Thomas Scott arched his back in pain, his hands instantly gripping the wheel, his mind scrambling to comprehend what had just happened. Suddenly, he was yanked away from the helm and spun across the deck. Frantically he tried to reach behind himself to get a grip on whatever it was that was causing him such pain. Before he had time to react, he was up against the side of the boat and losing his balance. He could feel himself going overboard. Blue sky filled his vision and then he hit the water hard.
Al-Yamani watched the Brit disappear under the boat’s churning wake, and then scrambled to the helm. He looked down at the high-tech dashboard and squinted to read the dials and digital readouts. Bending close, he noted his speed, heading, and GPS location. He’d spent a week studying the owner’s manual and knew the controls well enough to do what needed to be done. After scanning the horizon quickly he began slowly turning the wheel, bringing the boat around on a new northerly heading.

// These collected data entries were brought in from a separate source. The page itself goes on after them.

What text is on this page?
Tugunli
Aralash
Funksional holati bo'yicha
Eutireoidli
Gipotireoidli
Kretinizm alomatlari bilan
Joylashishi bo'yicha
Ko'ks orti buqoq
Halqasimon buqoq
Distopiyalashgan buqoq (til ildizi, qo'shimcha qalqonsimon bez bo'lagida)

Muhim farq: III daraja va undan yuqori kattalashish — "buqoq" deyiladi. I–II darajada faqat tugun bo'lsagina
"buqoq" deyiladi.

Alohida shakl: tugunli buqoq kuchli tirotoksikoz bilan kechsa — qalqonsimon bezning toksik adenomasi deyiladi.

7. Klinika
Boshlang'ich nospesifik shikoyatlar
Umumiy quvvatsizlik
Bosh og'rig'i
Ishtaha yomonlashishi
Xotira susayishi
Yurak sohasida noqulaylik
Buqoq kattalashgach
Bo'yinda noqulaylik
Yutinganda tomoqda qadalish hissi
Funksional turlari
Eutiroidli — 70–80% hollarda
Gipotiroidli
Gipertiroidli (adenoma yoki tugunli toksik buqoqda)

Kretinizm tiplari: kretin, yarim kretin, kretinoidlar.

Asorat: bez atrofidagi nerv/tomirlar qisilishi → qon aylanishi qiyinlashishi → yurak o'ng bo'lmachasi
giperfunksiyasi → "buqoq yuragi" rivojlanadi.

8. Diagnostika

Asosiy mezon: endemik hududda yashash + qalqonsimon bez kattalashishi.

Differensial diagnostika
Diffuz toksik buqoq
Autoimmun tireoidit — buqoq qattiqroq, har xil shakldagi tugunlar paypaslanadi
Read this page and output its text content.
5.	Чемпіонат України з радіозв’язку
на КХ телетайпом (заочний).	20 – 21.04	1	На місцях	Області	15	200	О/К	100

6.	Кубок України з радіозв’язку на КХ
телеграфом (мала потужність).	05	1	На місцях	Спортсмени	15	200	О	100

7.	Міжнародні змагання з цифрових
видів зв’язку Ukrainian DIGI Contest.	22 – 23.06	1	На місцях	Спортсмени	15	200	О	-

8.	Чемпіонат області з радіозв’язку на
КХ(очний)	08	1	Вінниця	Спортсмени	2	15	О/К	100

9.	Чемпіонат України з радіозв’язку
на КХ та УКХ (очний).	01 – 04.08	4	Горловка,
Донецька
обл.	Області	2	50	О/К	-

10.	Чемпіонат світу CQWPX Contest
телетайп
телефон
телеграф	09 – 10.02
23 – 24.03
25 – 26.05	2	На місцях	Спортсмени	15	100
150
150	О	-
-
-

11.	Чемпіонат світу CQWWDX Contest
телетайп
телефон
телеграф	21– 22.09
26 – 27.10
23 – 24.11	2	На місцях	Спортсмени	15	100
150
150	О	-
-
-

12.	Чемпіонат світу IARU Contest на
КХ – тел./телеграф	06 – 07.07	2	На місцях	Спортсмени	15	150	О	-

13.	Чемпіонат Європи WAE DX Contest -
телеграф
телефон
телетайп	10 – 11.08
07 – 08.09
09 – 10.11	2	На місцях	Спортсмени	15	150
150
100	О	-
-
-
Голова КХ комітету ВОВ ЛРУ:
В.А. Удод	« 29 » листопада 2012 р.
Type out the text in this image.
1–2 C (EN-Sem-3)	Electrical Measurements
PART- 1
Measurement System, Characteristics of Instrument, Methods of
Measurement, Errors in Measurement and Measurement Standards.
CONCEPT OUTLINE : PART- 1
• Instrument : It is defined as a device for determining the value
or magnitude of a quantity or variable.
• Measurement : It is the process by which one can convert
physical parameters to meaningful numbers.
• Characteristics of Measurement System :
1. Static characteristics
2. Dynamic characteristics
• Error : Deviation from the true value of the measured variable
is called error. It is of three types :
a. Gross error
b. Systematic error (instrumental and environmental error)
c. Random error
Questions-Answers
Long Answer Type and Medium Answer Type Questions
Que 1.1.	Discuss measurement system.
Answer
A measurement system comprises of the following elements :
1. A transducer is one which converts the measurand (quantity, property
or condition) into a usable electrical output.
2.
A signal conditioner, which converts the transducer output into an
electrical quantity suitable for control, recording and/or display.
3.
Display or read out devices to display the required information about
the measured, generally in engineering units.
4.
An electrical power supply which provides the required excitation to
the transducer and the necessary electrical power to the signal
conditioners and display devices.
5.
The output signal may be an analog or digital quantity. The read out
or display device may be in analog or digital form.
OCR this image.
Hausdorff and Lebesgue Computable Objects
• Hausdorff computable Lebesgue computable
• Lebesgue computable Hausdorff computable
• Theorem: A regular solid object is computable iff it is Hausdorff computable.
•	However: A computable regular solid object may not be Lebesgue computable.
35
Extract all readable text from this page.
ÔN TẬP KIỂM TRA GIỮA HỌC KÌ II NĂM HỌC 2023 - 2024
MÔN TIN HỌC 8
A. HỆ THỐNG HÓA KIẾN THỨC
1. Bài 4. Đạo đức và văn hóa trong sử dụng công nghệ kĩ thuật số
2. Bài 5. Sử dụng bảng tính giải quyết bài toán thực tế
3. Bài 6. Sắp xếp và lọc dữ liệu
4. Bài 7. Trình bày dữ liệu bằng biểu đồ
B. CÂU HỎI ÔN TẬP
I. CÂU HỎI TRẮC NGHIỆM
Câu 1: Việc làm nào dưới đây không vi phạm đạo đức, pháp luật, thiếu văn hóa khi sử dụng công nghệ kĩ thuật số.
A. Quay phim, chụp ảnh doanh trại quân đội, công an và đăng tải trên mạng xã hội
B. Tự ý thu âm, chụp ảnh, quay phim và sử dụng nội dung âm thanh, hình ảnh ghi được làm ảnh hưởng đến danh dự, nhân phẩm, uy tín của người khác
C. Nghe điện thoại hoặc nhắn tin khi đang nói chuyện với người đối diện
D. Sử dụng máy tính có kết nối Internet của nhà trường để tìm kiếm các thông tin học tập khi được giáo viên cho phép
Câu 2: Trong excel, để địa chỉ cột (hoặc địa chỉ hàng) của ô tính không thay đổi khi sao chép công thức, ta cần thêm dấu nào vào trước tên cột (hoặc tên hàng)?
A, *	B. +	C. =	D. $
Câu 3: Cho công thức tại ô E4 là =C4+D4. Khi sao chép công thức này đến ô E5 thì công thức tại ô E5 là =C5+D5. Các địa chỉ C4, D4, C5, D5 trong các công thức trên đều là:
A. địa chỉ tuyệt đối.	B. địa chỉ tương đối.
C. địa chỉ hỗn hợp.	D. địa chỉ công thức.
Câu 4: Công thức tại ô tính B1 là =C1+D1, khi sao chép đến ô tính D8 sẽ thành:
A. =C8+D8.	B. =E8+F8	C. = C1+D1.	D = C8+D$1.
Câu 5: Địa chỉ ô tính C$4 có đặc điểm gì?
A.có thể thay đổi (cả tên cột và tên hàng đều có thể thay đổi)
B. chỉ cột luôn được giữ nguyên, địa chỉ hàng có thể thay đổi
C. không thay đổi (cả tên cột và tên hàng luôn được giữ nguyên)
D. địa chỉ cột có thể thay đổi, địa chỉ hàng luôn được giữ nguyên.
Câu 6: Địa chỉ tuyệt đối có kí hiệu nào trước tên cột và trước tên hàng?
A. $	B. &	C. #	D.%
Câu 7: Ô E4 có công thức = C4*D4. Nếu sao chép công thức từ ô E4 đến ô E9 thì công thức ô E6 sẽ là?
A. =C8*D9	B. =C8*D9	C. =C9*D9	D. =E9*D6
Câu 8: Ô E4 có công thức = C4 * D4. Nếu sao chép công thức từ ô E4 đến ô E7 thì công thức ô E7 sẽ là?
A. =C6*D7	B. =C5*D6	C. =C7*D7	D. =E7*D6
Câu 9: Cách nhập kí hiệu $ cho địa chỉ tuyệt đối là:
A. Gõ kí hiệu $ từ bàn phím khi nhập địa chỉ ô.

With the vessel pointed in the right direction al-Yamani relaxed a bit. He turned around and looked at the boat’s long curving white wake. Bringing his hand up to shield his eyes from the bright sun, he strained to see any sign of the man whose life he had just taken. He thought he saw something for a second, but then it vanished. Al-Yamani wasn’t worried. They were thirty miles from the nearest piece of land, and he had stabbed his victim in the heart. If by some miracle he wasn’t already dead, he would be shortly.